Read the redevelopment report and structural review here.
The report notes “… inspections have identified pieces of the building that have actually fallen into public areas of the facility (fortunately the stadium was vacant at the time) bringing to reality the venue’s immediate and long-term risks to fans, the Stadium Authority and the State of Hawaii.”
The 180-page “Aloha Stadium Conceptual Redevelopment Report” and an accompanying 312-page structural review, which were accepted today by the Aloha Stadium Authority, were cited by a consultant who is recommending the building of a new stadium adjacent to the rusting Halawa facility as part of a redevelopment master plan.
The appointed nine-member authority is not bound by the reports but they are expected to provide a baseline for helping the governor and legislature determine the future of the state’s largest entertainment facility and open the way to soliciting proposals from prospective developers.
The reports were commissioned by the state Department of Accounting and General Services as part of what has so far been a 3-1/2-year process to determine the current stadium’s fate.
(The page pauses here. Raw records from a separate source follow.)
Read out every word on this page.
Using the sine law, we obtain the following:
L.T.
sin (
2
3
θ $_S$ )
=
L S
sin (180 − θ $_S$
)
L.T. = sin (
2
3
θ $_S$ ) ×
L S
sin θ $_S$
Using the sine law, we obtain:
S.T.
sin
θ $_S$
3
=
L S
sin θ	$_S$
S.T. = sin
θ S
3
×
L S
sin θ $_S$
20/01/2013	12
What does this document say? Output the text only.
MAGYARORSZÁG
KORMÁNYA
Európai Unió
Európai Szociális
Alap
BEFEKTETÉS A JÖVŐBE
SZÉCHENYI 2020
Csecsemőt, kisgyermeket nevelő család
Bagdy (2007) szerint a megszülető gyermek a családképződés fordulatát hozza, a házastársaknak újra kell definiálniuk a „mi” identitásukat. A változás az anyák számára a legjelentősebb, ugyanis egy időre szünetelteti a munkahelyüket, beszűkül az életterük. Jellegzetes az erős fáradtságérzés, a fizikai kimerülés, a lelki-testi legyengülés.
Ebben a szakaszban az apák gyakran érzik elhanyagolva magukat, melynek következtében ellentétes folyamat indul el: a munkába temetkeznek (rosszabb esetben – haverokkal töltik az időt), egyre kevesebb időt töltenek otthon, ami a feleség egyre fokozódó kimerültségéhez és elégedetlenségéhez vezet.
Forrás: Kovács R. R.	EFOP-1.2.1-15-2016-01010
The 50,000-seat facility opened in 1975 with a $37 million price tag. Since 1990, $87.9 million has been spent in additional construction, the report said.
Moreover, the state faces $300 million in current health and safety repairs with another $121 million for disability improvements and to bring the stadium to current code requirements, an average of $30 million a year if spread over the next 25 years, the reports said.
It would be cheaper, according to consultants, to build and operate a new 30,000-35,000-seat stadium with the ability to expand to 40,000 seats for special events.
The new stadium, which would be built adjacent to the current facility, would cost $324.5 million in 2017 dollars and require 36 percent less square footage, reducing operating expenses, the report says.
To help finance its construction the state would seek bids from developers for the remaining portion of the parcel.
A bill before the legislature would give the Stadium Authority expanded powers to redevelop the property as part of a complex.
The facility proposed by the consultant would be a U-shaped bowl open at the north end, which planners said would, “…provide a ‘window’ into the stadium from the adjoining ancillary development and stadium plaza, emphasizing the synergy between the new multi-use venue and the adjacent mixed-use district. The open end of the stadium would feature a sloping grass berm, where spectators could casually watch events in a picnic-like atmosphere.”
In the meantime, a study by Wiss, Janney, Elster Associates Inc. says, “The unpredictability of future corrosion-related structural damage leads to the recommendation that recurring structural (two-year) inspections take place so that active corrosion can be identified before the extent of corrosion-related damage reduces calculated structural capacity of a member or connection to a level below structural acceptability.”
The WJE report calls for “the next recurring inspection of the existing Aloha Stadium is recommended to be completed no later than February 2018, unless conditions come to light that warrant a shorter interval between inspections.”